No Florianópolis Audiovisual Mercosul (FAM) realizado em 2018, a produção catarinense perseguiu essa máxima: a arte desafiadora, a que fomenta debate sobre o marginalizado, sobre o artista e, principalmente, sobre o cidadão comum.

— Tudo diz respeito ao planejamento e o tipo de ideia que você quer passar. A nossa era falar sobre arte como linguagem, de como figuras marginalizadas pela sociedade precisam criar um mundo próprio para se sentirem parte de uma comunidade —  aponta Paula Barbabela, que, junto com Marina Simões, retratou o mundo das drag queens para observar como a performance serve como ferramenta política, no documentário Berro (foto), exibido no FAM 2018.

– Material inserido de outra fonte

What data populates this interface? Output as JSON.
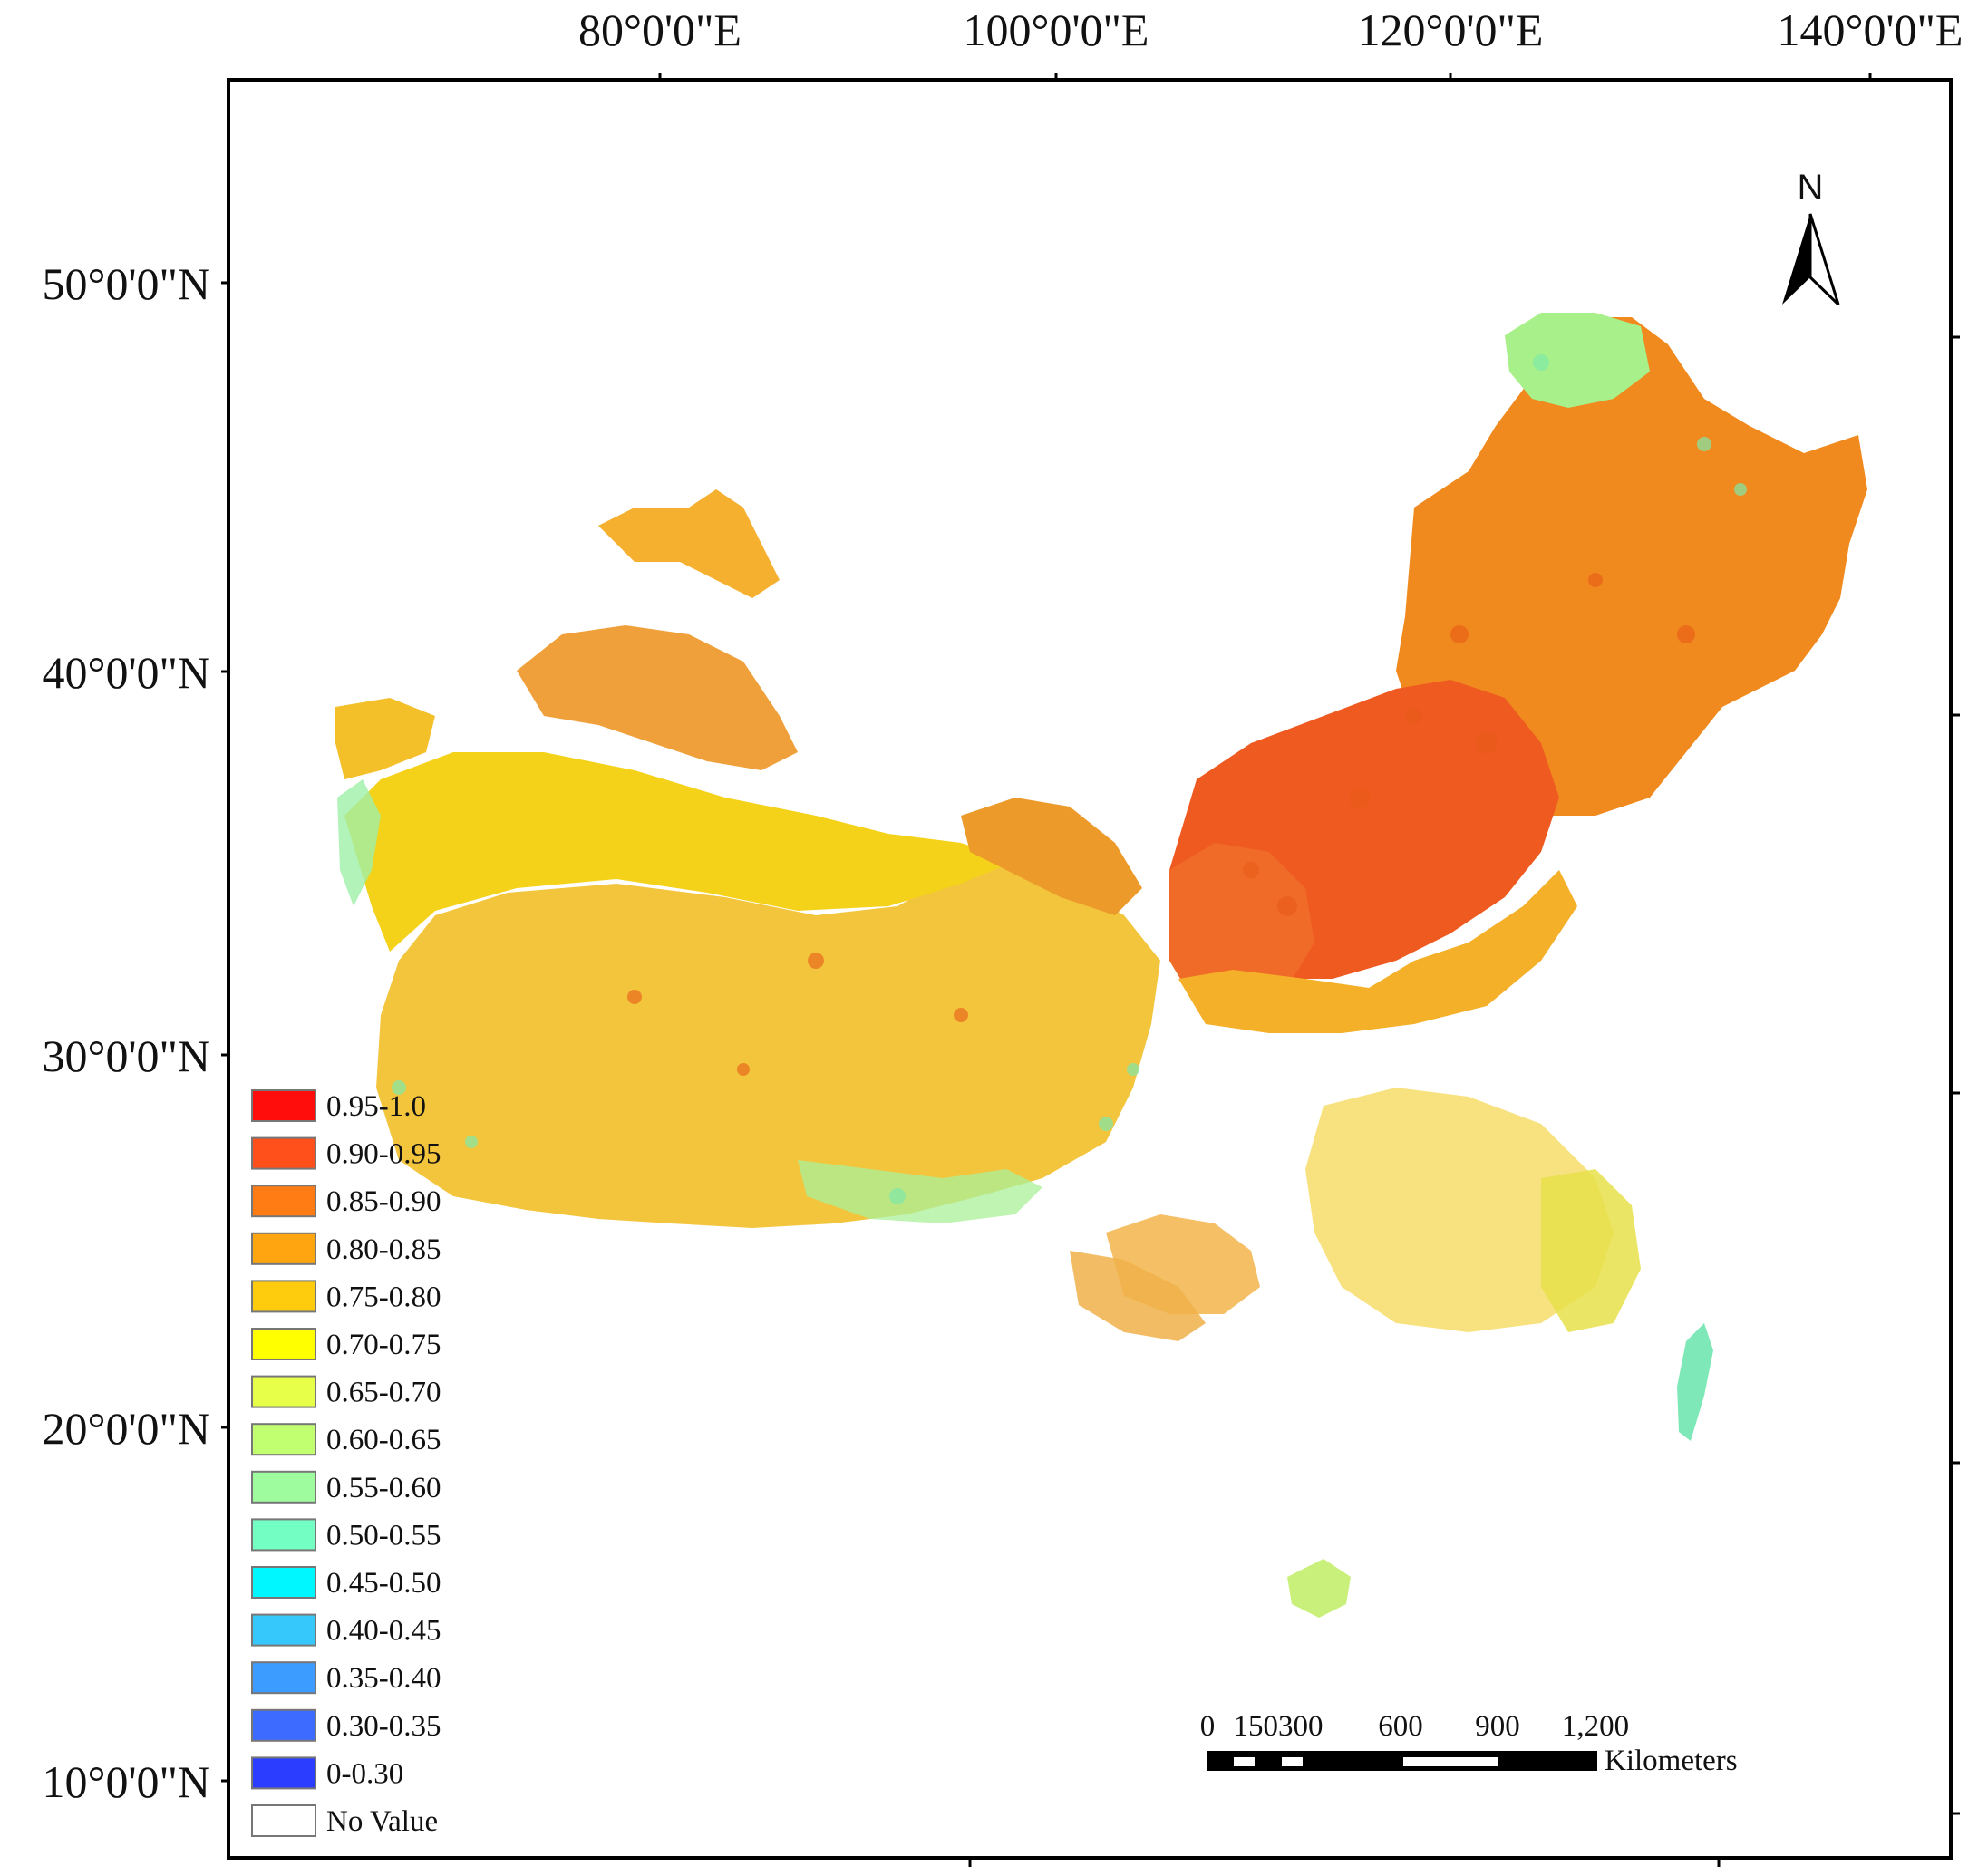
{
  "map": {
    "top_ticks": [
      "80°0'0\"E",
      "100°0'0\"E",
      "120°0'0\"E",
      "140°0'0\"E"
    ],
    "left_ticks": [
      "50°0'0\"N",
      "40°0'0\"N",
      "30°0'0\"N",
      "20°0'0\"N",
      "10°0'0\"N"
    ],
    "colors": {
      "frame": "#000000",
      "background": "#ffffff"
    }
  },
  "legend": {
    "items": [
      {
        "label": "0.95-1.0",
        "color": "#ff0d0d"
      },
      {
        "label": "0.90-0.95",
        "color": "#ff4f1a"
      },
      {
        "label": "0.85-0.90",
        "color": "#ff7c14"
      },
      {
        "label": "0.80-0.85",
        "color": "#ffa50f"
      },
      {
        "label": "0.75-0.80",
        "color": "#ffcc0d"
      },
      {
        "label": "0.70-0.75",
        "color": "#ffff00"
      },
      {
        "label": "0.65-0.70",
        "color": "#e8ff4a"
      },
      {
        "label": "0.60-0.65",
        "color": "#c2ff70"
      },
      {
        "label": "0.55-0.60",
        "color": "#9efc9e"
      },
      {
        "label": "0.50-0.55",
        "color": "#73ffc4"
      },
      {
        "label": "0.45-0.50",
        "color": "#00f7ff"
      },
      {
        "label": "0.40-0.45",
        "color": "#36c8fa"
      },
      {
        "label": "0.35-0.40",
        "color": "#3d9cff"
      },
      {
        "label": "0.30-0.35",
        "color": "#3d6bff"
      },
      {
        "label": "0-0.30",
        "color": "#2b3dff"
      },
      {
        "label": "No Value",
        "color": "#ffffff"
      }
    ]
  },
  "scale_bar": {
    "labels": [
      "0",
      "150300",
      "600",
      "900",
      "1,200"
    ],
    "unit": "Kilometers"
  },
  "north_arrow": {
    "label": "N",
    "icon": "north-arrow-icon"
  }
}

Finalizado como projeto de conclusão de curso, Paula e Marina contaram com o próprio bolso para levar as histórias de BriseldaMoon, EmmeLe’mont e Suzaninha Richthofen para as telas catarinenses e serem adotadas pela curadoria do FAM. A projeção de futuro para as duas no cinema catarinense, no entanto, passa pela incógnita:

E… agora? Para onde?

Filmes versus audiovisual

Embora a resposta pareça cheia de possibilidades, com agências e produtoras se emaranhando entre web séries e novos projetos de filmagens, a realizadora Cintia Domit Bittar, sócia de uma das mais expressivas produtoras de SC, a Novelo Filmes, adverte que é preciso diferenciar quem faz filmes de quem trabalha profissionalmente com audiovisual.

— Claro que há pessoas filmando e fazendo seu jeito em tudo que é lugar, mas para quem trabalha profissionalmente no Estado está cada vez mais difícil. Produtoras estão fechando suas portas, profissionais qualificados estão saindo do Estado. Temos cursos superiores em Cinema, inclusive na UFSC, que formam pessoas sem perspectiva alguma de emprego. Por quê? Pois Santa Catarina vem na contramão da produção audiovisual brasileira, com gestões públicas esnobando quem trabalha aqui. O Governo já reconheceu o cinema como economicamente viável. O Fundo Setorial do Audiovisual (FSA) é o fundo mais eficiente do país. Mas a nossa política cultural retraiu. É menosprezada. Quando garantir uma produção audiovisual significa gerar cultura, fortalecer identidade e soberania nacional, gerar empregos, transformar a sociedade… — analisa.

Parceiro contumaz da Cintia, o diretor de fotografia Marx Vamerlatti descreve ainda que a grande maioria dos filmes que participou foi contemplado por editais – desde curtas à longas-metragens.

— Começamos a ver esse incentivo acontecendo mais amplamente a partir de 2002, porém, no decorrer dos anos, a Lei Anual não foi mais cumprida e isso impactou muito a produção, que ainda resiste graças a colaborações, financiamentos coletivos e parcerias — acrescenta.

Santa Catarina, hoje, dispõe de sindicatos específicos para trabalhadores do audiovisual de produção, os quais tabelam o mercado, entretanto.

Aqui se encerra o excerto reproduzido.